The second post was like French to me. I am photography illiterate sadly.
Not sure about the app but you have to “mask” the correctly exposed subject and only apply the illumination to the background. This image is most likely a image that used a flash or some type of illumination that was not strong enough to illuminate the background.
Does the app you are using have a shadow recovery function? If so it will only illuminate the shadows which you should be able to adjust the effect with a “slider” in the app.
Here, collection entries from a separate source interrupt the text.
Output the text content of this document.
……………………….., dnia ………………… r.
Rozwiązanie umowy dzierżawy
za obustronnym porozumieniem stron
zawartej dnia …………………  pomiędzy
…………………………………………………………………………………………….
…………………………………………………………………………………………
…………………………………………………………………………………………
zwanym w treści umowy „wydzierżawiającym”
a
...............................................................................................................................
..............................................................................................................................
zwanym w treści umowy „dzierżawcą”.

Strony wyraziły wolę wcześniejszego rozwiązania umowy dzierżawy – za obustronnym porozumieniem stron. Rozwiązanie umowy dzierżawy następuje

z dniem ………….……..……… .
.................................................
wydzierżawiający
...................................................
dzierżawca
Having grain (noise) in underexposed areas is a property of all sensors and small sensors are worse than large ones. This is an issue that all phone makers that are serious about cameras are working on, but it is a physical limitation of sensor size. In the XS phone, the larger sensor with larger ‘pixels’ helps - I just got mine a few days ago so I cannot tell you how much better than the X it is, but I would suspect that it is not worth an upgrade. A full frame DSLR will be better of course, and the difference between a FF and small sensors like micro 4/3 or APS-C is noticeable in low-light situations.
Enabling HDR/Smart HDR in settings will help. Here’s an article by the Halide app folks, scroll down to the second set of images of the guitaurist near the end of the article and you can see the effect of HDR on grain in a low-light situation.
After the fact there’s only so much that you can do. The full version of desktop Photoshop has a grain reduction filter, but it’s limited in what it can do, the problem is that there wasn’t enough ‘signal’ from those dim areas to begin with.
Another offbeat idea might be to convert the image to black and white, people kind of expect to see grain (and like it BTW) and it won’t have color to the grain of course. Hope this helps a little.